The United States Ambassador to the United Nations, Samantha Power, has stated the rescue of the Chibok girls continues to be a top priority.
She spoke with State House correspondents after meeting with President Muhammadu Buhari at the Presidential Villa, Abuja.
Power said the U.S. in recent months have been able to give additional information sharing platforms and additional surveillance to aid the fight against Boko Haram.
She said: “The issue of the Chibok girls and other adaptations is of huge priority to the U.S. And it was the issue I discussed at length with President Buhari today .
“We had moved to provide the information and intelligence needed to the Nigerian authorities. We have in recent months been able to allocate additional information sharing platforms and additional surveillance to aid the fight against Boko Haram .
“We will not rest. We will continue to deepen our partnership and be more effective with out partners on the ground. We are determined to support Nigeria and other neighbouring countries to secure more rescues of adopted people and releases in the days and weeks ahead .
On recent video released by the insurgents, she said: “What we talked about was the importance of pursuing every need related to the Chibok girls and making sure we have mechanism whereby parents and family, who have been adopted by Boko Haram can be given information whereby videos can be examined and relations offer feedbacks on their impression on the videos to have a process by which family of those who are missing work more constructively with the government and indeed with those involved in the operations in trying to rescue the girls.
“So, that was the nature of our discussion with the President. The recent video was one part of our discussion and the larger puzzle that will need to be assembled.”
Power led a 42-member high-power delegation from President Barack Obama to Nigeria in support of the three priority areas of President Muhammadu Buhari’s administration.
She said the three areas; security, economy and governance remain the focus of the delegation’s visit to Nigeria.
The head of the delegation at a joint press conference with Minister of Foreign Affairs, Geoffrey Onyeama, said Nigeria was a strategic partner to the U.S. not only in Africa but globally.
“As you (Onyeama) indicated, Obama has sent me and members of his cabinet to lead an inter-agency delegation to Nigeria,” she said.
Power said the delegation would reflect on the three pillars of the administration; security, economy and governance.
She explained that the partnership would bear fruits to include other aspects of our partnership.
“It will include dealing with Boko Haram, trade, economic development, strengthening institutions and the fight against corruption.

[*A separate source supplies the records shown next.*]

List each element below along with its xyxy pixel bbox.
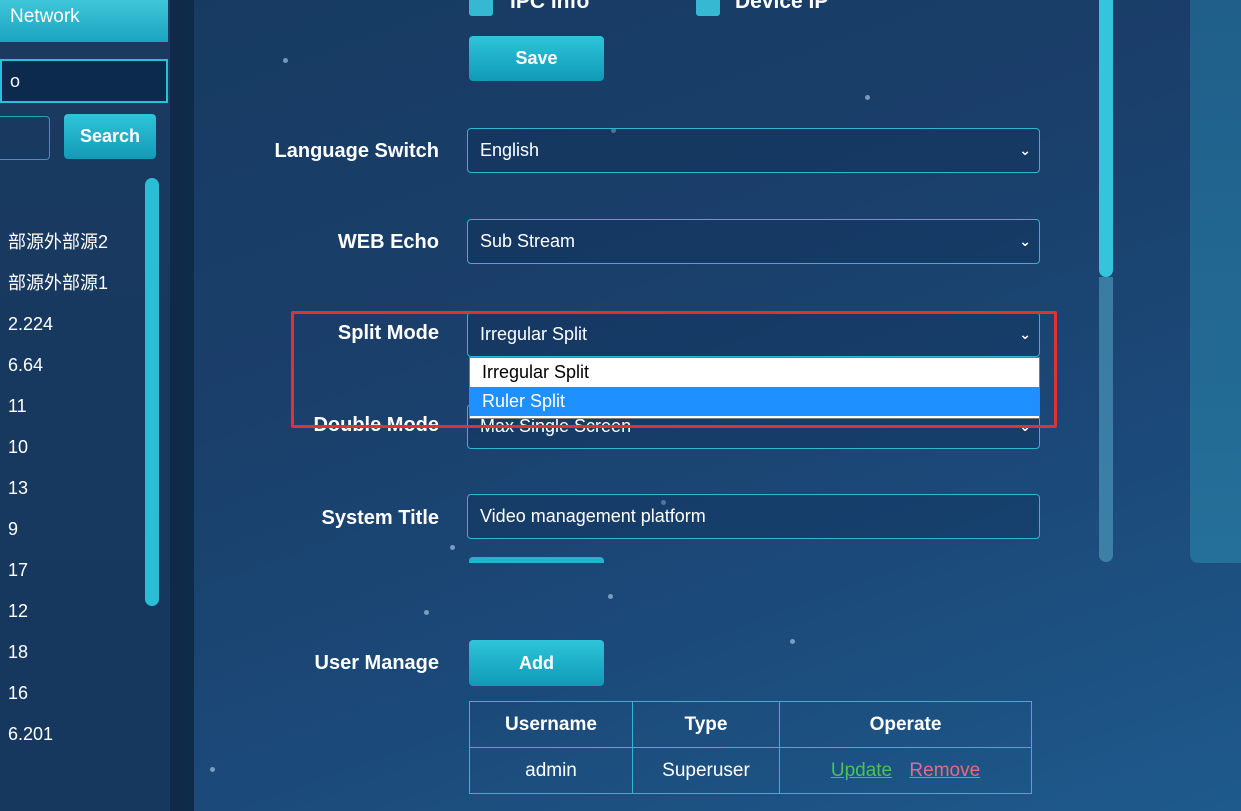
hidden-save-button[interactable] (469, 557, 604, 563)
annotation-highlight-box (291, 311, 1057, 428)
search-button[interactable]: Search (64, 114, 156, 159)
list-item[interactable]: 部源外部源1 (0, 265, 145, 306)
list-item[interactable]: 12 (0, 593, 145, 634)
star-decoration (608, 594, 613, 599)
remove-link[interactable]: Remove (909, 760, 980, 781)
device-list: 部源外部源2 部源外部源1 2.224 6.64 11 10 13 9 17 1… (0, 224, 145, 757)
web-echo-value: Sub Stream (480, 231, 576, 251)
list-item[interactable]: 17 (0, 552, 145, 593)
list-item[interactable]: 2.224 (0, 306, 145, 347)
language-switch-label: Language Switch (274, 140, 439, 162)
star-decoration (210, 767, 215, 772)
column-header: Type (632, 701, 780, 748)
user-manage-label: User Manage (314, 652, 440, 674)
column-header: Username (469, 701, 633, 748)
save-button[interactable]: Save (469, 36, 604, 81)
star-decoration (450, 545, 455, 550)
system-title-input[interactable]: Video management platform (467, 494, 1040, 539)
star-decoration (865, 95, 870, 100)
sidebar-search-input[interactable]: o (0, 59, 168, 103)
list-item[interactable]: 部源外部源2 (0, 224, 145, 265)
list-item[interactable]: 16 (0, 675, 145, 716)
chevron-down-icon: ⌄ (1019, 142, 1031, 158)
chevron-down-icon: ⌄ (1019, 233, 1031, 249)
ipc-info-label: IPC info (510, 0, 590, 13)
table-row: admin Superuser Update Remove (469, 747, 1032, 794)
user-table: Username Type Operate admin Superuser Up… (469, 701, 1032, 794)
main-scrollbar-track[interactable] (1099, 277, 1113, 562)
operate-cell: Update Remove (779, 747, 1032, 794)
sidebar: Network o Search 部源外部源2 部源外部源1 2.224 6.6… (0, 0, 170, 811)
list-item[interactable]: 18 (0, 634, 145, 675)
checkbox-checked-icon[interactable] (696, 0, 720, 16)
list-item[interactable]: 6.201 (0, 716, 145, 757)
checkbox-checked-icon[interactable] (469, 0, 493, 16)
system-title-label: System Title (321, 507, 439, 529)
star-decoration (790, 639, 795, 644)
list-item[interactable]: 11 (0, 388, 145, 429)
main-scrollbar-thumb[interactable] (1099, 0, 1113, 277)
sidebar-tab-network[interactable]: Network (0, 0, 168, 42)
sidebar-divider (170, 0, 184, 811)
web-echo-label: WEB Echo (337, 231, 439, 253)
language-value: English (480, 140, 540, 160)
list-item[interactable]: 13 (0, 470, 145, 511)
web-echo-select[interactable]: Sub Stream ⌄ (467, 219, 1040, 264)
update-link[interactable]: Update (831, 760, 892, 781)
sidebar-scrollbar[interactable] (145, 178, 159, 606)
device-ip-label: Device IP (735, 0, 829, 13)
list-item[interactable]: 10 (0, 429, 145, 470)
username-cell: admin (469, 747, 633, 794)
add-user-button[interactable]: Add (469, 640, 604, 686)
list-item[interactable]: 9 (0, 511, 145, 552)
type-cell: Superuser (632, 747, 780, 794)
sidebar-filter-field[interactable] (0, 116, 50, 160)
right-panel (1190, 0, 1241, 563)
table-header-row: Username Type Operate (469, 701, 1032, 748)
language-select[interactable]: English ⌄ (467, 128, 1040, 173)
column-header: Operate (779, 701, 1032, 748)
list-item[interactable]: 6.64 (0, 347, 145, 388)
star-decoration (283, 58, 288, 63)
star-decoration (424, 610, 429, 615)
sidebar-divider (184, 0, 194, 811)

“These are intrinsically central for the people of Nigeria, who want to live in a secured environment and dignity and have maximum opportunity”.
According to her, the other aspects the visit covers include focus on critical areas for dealing with the emergency situation, caused by the Boko Haram insurgency.
She also said the Nigeria-U.S. Bi-National Commission meeting in Washington in March, had started yielding results.
“It’s been a fruitful dialogue and I think there is a lot of homework that has come out of it.
“And there are a number of issues which I look forward to discussing with you; that’s how we move forward in stronger ways,” she said.
Power hailed Nigeria’s contributions to regional and global peace, especially in its effort at the UN Security Council.
”I’ve had the privilege of serving in 2014-2014 with Nigeria on the UN Security Council when you held one of the non-permanent seats.
“I can tell you how important our relationship was on the Security Council, how much constructive work we did. You had a tremendous team in New York and I continue to work with them everyday.
”When U.S. and Nigeria stand together, whether it’s here or in an organisation, such as the UN, as I said earlier, the sky is the limit,” she said.
Among the 42-member delegation include Obama’s principal deputy assistant secretary for African Affairs and the Deputy Commander of the U.S. African Command (AFRICOM).